Ten years ago I received a strange email marked ‘cacklegoose’. Curious both because the author was nameless but more so due to she? he? offering ‘artistic material’ in the form of 328 razor blades. Further corresponding revealed it was from the writer and publisher Michael Raeburn of Cacklegoose Press. When his father, Walter Raeburn, died in 1972 Michael discovered a box of all the razor blades he’d used since the late 1920s along with the well worn razor in its purple velvet-lined case.
Each blade was returned to its inner and outer wrapping, marked with a date and sometimes words or a code to indicate how good a shave it had given – the last one has ‘ha ha’ written on it. I thought it important to make a work that showed the entire group and I remember doodling spiral shapes as a means to maintain a sequence and fit them all into one frame. To familiarise myself with the collection I knitted a long narrow strip of pockets, each containing an individual laminated colour reproduction of all the packets in date order from 1927 to 1971. The excessive length made it difficult to exhibit but it was shown in London and later Norway running along a low plinth. I felt dissatisfied with its presentation but size made framing awkward and unaffordable so it sat folded on a shelf for many years.
After a long and full life my father passed in 2010. He, like Walter, was always a wet shaver and I often saw his daily ritual performed at the kitchen sink. Working on biographical pieces for an exhibition in Jutland I decided the razor blade collection would fit well. I used a little of my inheritance and the expertise of Rowley Gallery to finally frame the sampler as I had originally envisaged. It required a massive piece of mounting card to pin out the spiral but the moment I started coiling and pinning the work took on a power and presence.
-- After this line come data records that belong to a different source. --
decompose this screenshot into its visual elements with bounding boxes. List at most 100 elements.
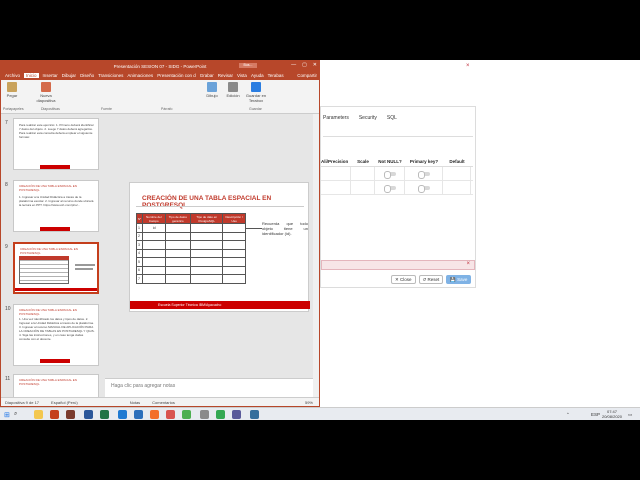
app-icon[interactable] <box>200 410 209 419</box>
powerpoint-icon[interactable] <box>50 410 59 419</box>
tab-terabox[interactable]: Terabas <box>268 73 284 78</box>
save-terabox-button[interactable]: Guardar en Terabox <box>245 82 267 103</box>
folder-icon[interactable] <box>134 410 143 419</box>
edit-button[interactable]: Edición <box>225 82 241 98</box>
default-cell[interactable] <box>443 181 471 194</box>
app-icon[interactable] <box>66 410 75 419</box>
chrome-icon[interactable] <box>216 410 225 419</box>
precision-cell[interactable] <box>321 181 351 194</box>
language-status[interactable]: Español (Perú) <box>51 400 78 405</box>
close-alert-icon[interactable]: × <box>466 261 470 267</box>
comments-button[interactable]: Comentarios <box>152 400 175 405</box>
thumb-text: 1. Una vez identificado los datos y tipo… <box>19 317 95 341</box>
thumb-number: 7 <box>5 120 8 126</box>
maximize-icon[interactable]: ▢ <box>302 62 307 68</box>
close-button[interactable]: ✕ Close <box>391 275 416 284</box>
excel-icon[interactable] <box>100 410 109 419</box>
tab-inicio[interactable]: Inicio <box>24 73 39 78</box>
vertical-scrollbar[interactable] <box>313 114 319 397</box>
media-icon[interactable] <box>166 410 175 419</box>
tab-insertar[interactable]: Insertar <box>43 73 58 78</box>
table-row <box>321 181 473 195</box>
tab-dibujar[interactable]: Dibujar <box>62 73 76 78</box>
ribbon: Pegar Nueva diapositiva Dibujo Edición G… <box>1 80 319 114</box>
scale-cell[interactable] <box>351 167 375 180</box>
draw-button[interactable]: Dibujo <box>205 82 219 98</box>
thumbnail-slide-8[interactable]: CREACIÓN DE UNA TABLA ESPACIAL EN POSTGR… <box>13 180 99 232</box>
search-input[interactable]: Bus... <box>239 63 257 68</box>
tab-ayuda[interactable]: Ayuda <box>251 73 264 78</box>
windows-start-icon[interactable]: ⊞ <box>4 411 10 419</box>
table-cell <box>164 257 192 267</box>
draw-icon <box>207 82 217 92</box>
edge-icon[interactable] <box>118 410 127 419</box>
scale-cell[interactable] <box>351 181 375 194</box>
tab-revisar[interactable]: Revisar <box>218 73 233 78</box>
clock[interactable]: 07:47 20/08/2020 <box>602 409 622 419</box>
table-cell <box>142 240 166 250</box>
table-row: 2 <box>136 231 246 241</box>
columns-grid: Ali/Precision Scale Not NULL? Primary ke… <box>321 157 473 195</box>
minimize-icon[interactable]: — <box>291 62 296 68</box>
language-indicator[interactable]: ESP <box>591 412 600 417</box>
notifications-icon[interactable]: ▭ <box>628 412 632 418</box>
table-cell <box>190 248 224 258</box>
tab-diseno[interactable]: Diseño <box>80 73 94 78</box>
tab-animaciones[interactable]: Animaciones <box>127 73 153 78</box>
slide-table: N° Nombre del Campo Tipo de datos genéri… <box>136 213 246 284</box>
col-not-null: Not NULL? <box>378 159 402 164</box>
connector-line <box>246 228 262 229</box>
current-slide[interactable]: CREACIÓN DE UNA TABLA ESPACIAL EN POSTGR… <box>129 182 310 312</box>
table-cell: id <box>142 223 166 233</box>
primary-key-toggle[interactable] <box>405 167 443 180</box>
tab-vista[interactable]: Vista <box>237 73 247 78</box>
powerpoint-window: Presentación SESION 07 - SIDG - PowerPoi… <box>0 60 320 407</box>
paste-button[interactable]: Pegar <box>5 82 19 98</box>
dialog-buttons: ✕ Close ↺ Reset 💾 Save <box>391 275 472 284</box>
share-button[interactable]: Compartir <box>297 73 317 78</box>
close-icon[interactable]: ✕ <box>313 62 317 68</box>
notes-pane[interactable]: Haga clic para agregar notas <box>105 378 313 397</box>
not-null-toggle[interactable] <box>375 181 405 194</box>
network-icon[interactable]: ⌃ <box>566 412 570 418</box>
pgadmin-icon[interactable] <box>250 410 259 419</box>
thumb-heading: CREACIÓN DE UNA TABLA ESPACIAL EN POSTGR… <box>19 308 77 316</box>
precision-cell[interactable] <box>321 167 351 180</box>
thumbnail-slide-7[interactable]: Para realizar este ejercicio: 1. Primero… <box>13 118 99 170</box>
zoom-level[interactable]: 59% <box>305 400 313 405</box>
tab-transiciones[interactable]: Transiciones <box>98 73 123 78</box>
close-dialog-icon[interactable]: × <box>466 63 470 69</box>
default-cell[interactable] <box>443 167 471 180</box>
reset-button[interactable]: ↺ Reset <box>418 275 444 284</box>
thumbnail-slide-11[interactable]: CREACIÓN DE UNA TABLA ESPACIAL EN POSTGR… <box>13 374 99 397</box>
tab-presentacion[interactable]: Presentación con d <box>157 73 196 78</box>
brave-icon[interactable] <box>150 410 159 419</box>
tab-archivo[interactable]: Archivo <box>5 73 20 78</box>
table-cell <box>222 231 246 241</box>
tab-parameters[interactable]: Parameters <box>323 115 349 121</box>
primary-key-toggle[interactable] <box>405 181 443 194</box>
divider <box>136 206 304 207</box>
tab-sql[interactable]: SQL <box>387 115 397 121</box>
chrome-icon[interactable] <box>182 410 191 419</box>
save-button[interactable]: 💾 Save <box>446 275 472 284</box>
thumbnail-slide-10[interactable]: CREACIÓN DE UNA TABLA ESPACIAL EN POSTGR… <box>13 304 99 366</box>
new-slide-button[interactable]: Nueva diapositiva <box>35 82 57 103</box>
file-explorer-icon[interactable] <box>34 410 43 419</box>
tab-security[interactable]: Security <box>359 115 377 121</box>
notes-button[interactable]: Notas <box>130 400 140 405</box>
not-null-toggle[interactable] <box>375 167 405 180</box>
table-cell <box>222 223 246 233</box>
tab-grabar[interactable]: Grabar <box>200 73 214 78</box>
app-icon[interactable] <box>232 410 241 419</box>
col-precision: Ali/Precision <box>321 159 349 164</box>
workspace: 7 Para realizar este ejercicio: 1. Prime… <box>1 114 319 397</box>
thumb-number: 11 <box>5 376 11 382</box>
word-icon[interactable] <box>84 410 93 419</box>
thumbnail-slide-9[interactable]: CREACIÓN DE UNA TABLA ESPACIAL EN POSTGR… <box>13 242 99 294</box>
pgadmin-select[interactable] <box>323 131 473 137</box>
search-icon[interactable]: ⌕ <box>14 411 17 418</box>
thumb-table-header <box>19 256 69 260</box>
thumb-number: 10 <box>5 306 11 312</box>
slide-editor: CREACIÓN DE UNA TABLA ESPACIAL EN POSTGR… <box>105 114 319 397</box>
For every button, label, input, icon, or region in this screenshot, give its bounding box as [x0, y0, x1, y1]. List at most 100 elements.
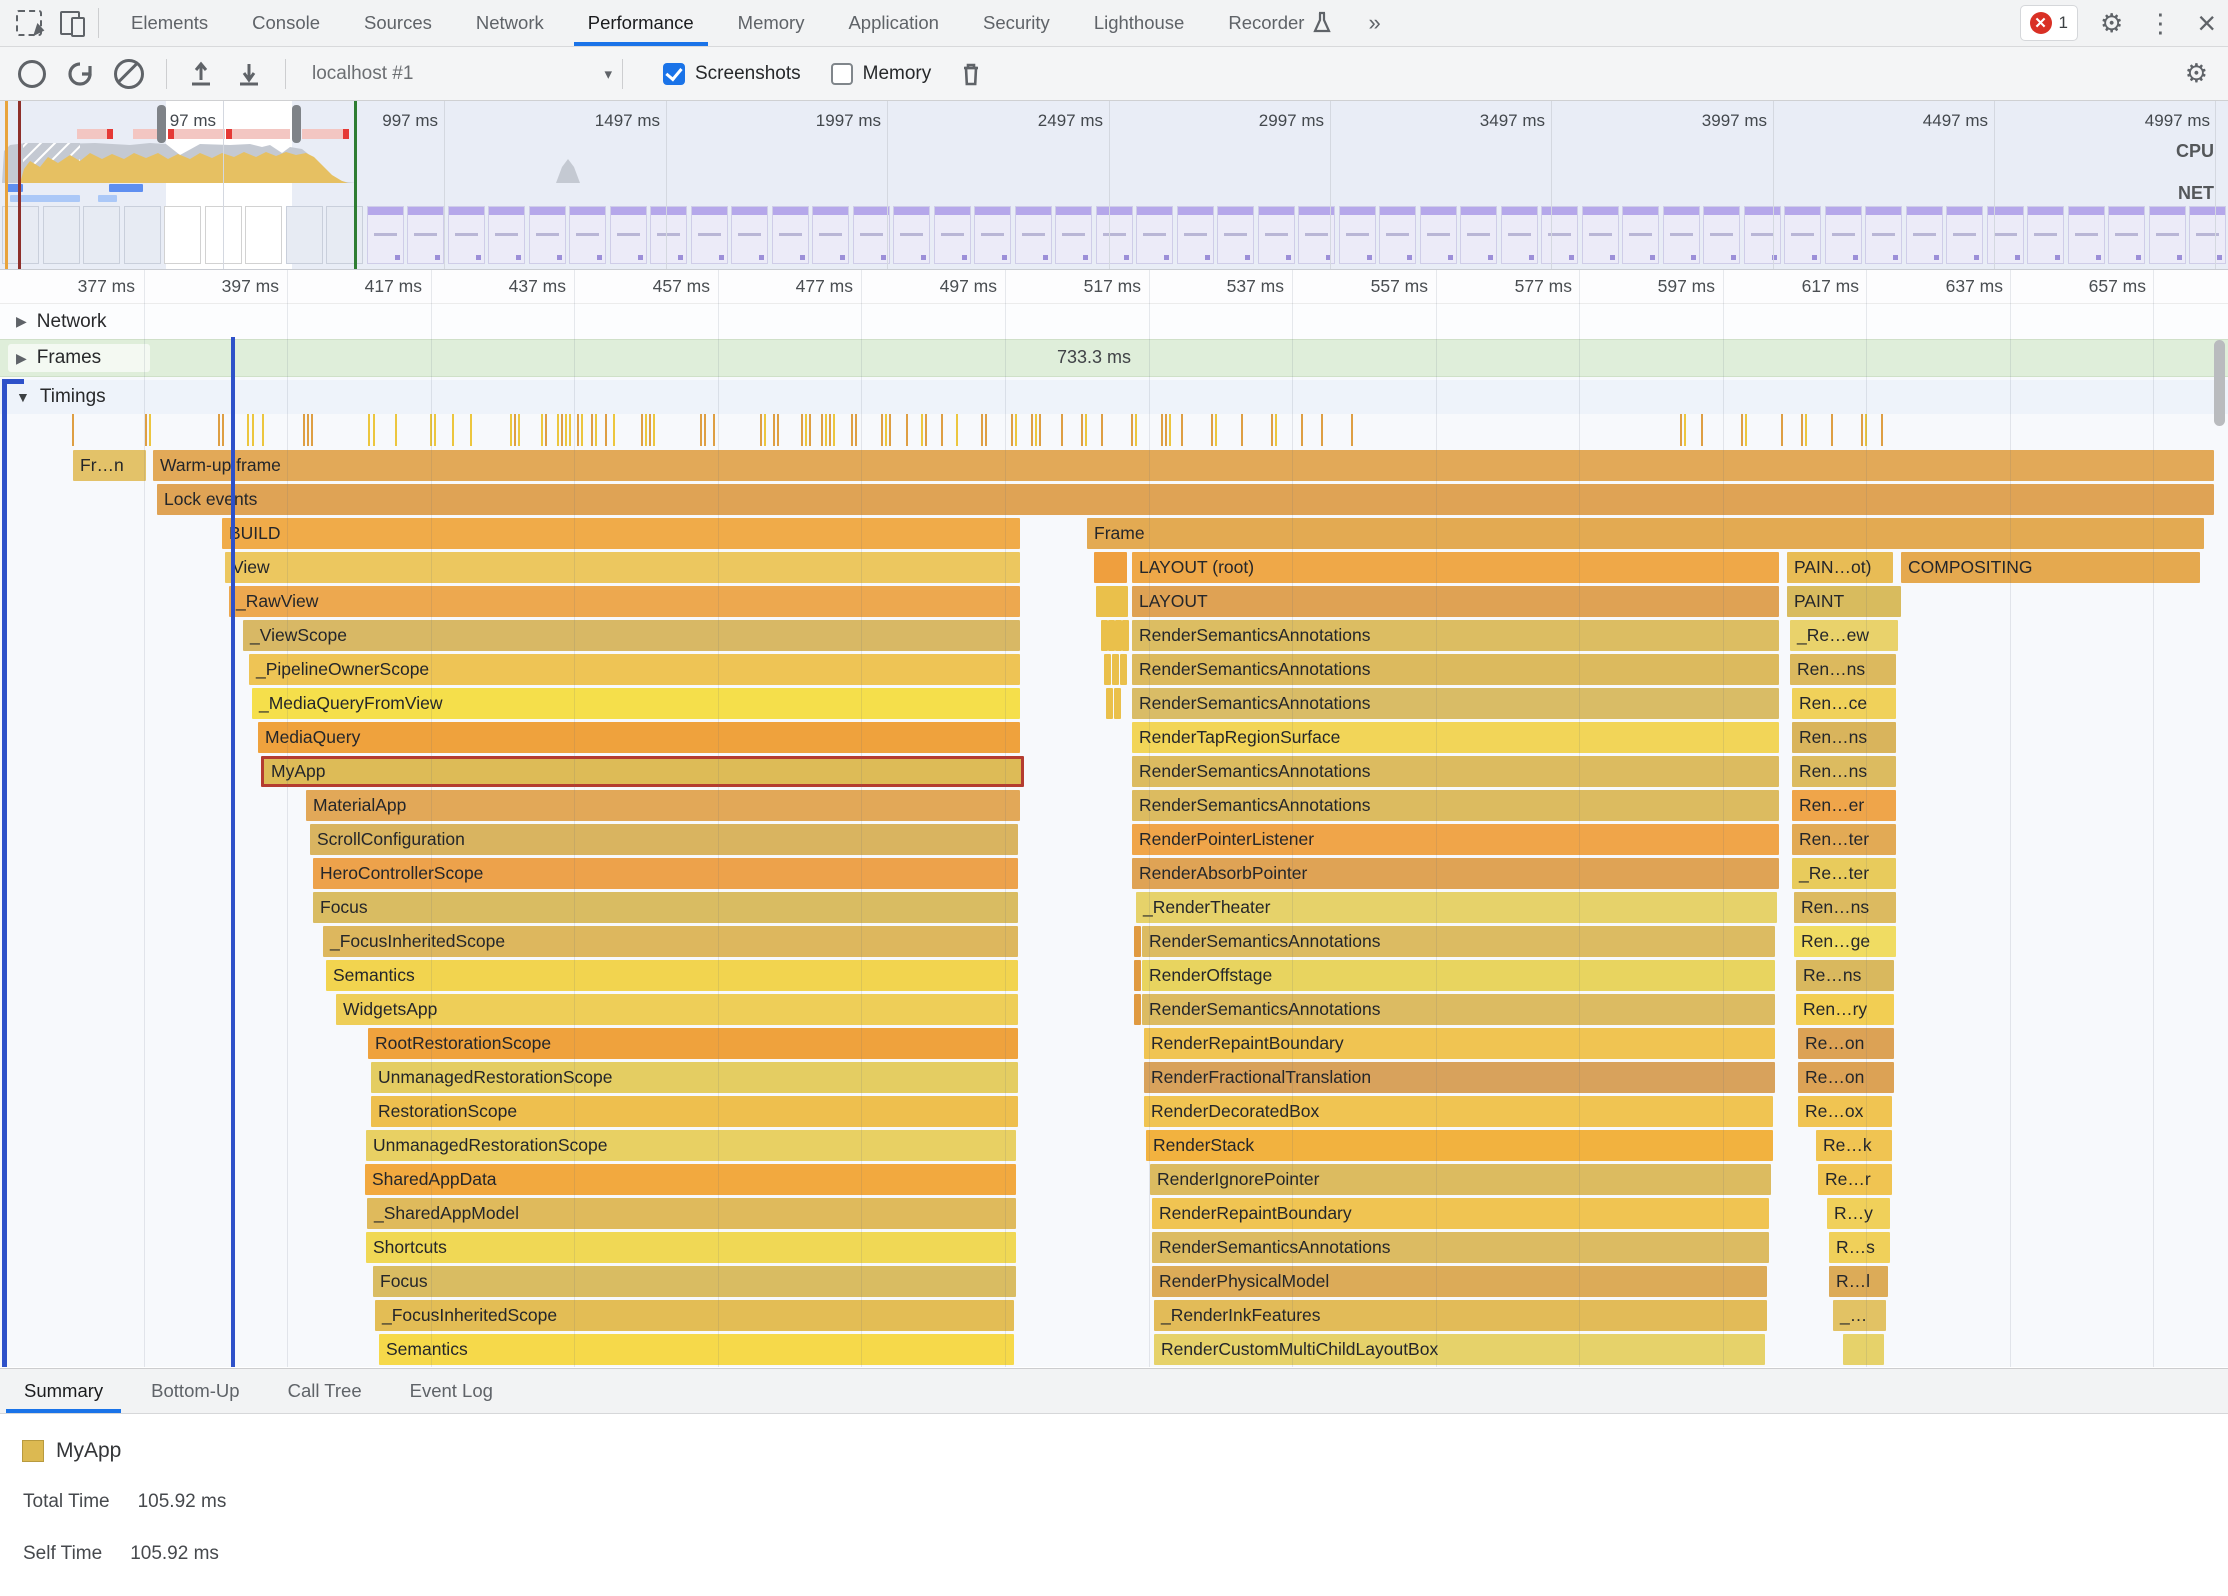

I loved looking at this framed ammonite in my studio for the month before shipping to Denmark. As these things work out the piece I’d like to have kept was the only work to sell, but it has convinced me good framing is an investment worth making.
What a beautiful piece – it’s alive! I love the last comment: ‘Ha! Ha!’ Reminds me of the famous suicide note: ‘All this buttoning and unbuttoning.’ Walter must have shaved an area the size of Wales in his life time (or at least a chin the size of a whale) but he obviously enjoyed it. And now we can enjoy it too. Bravo!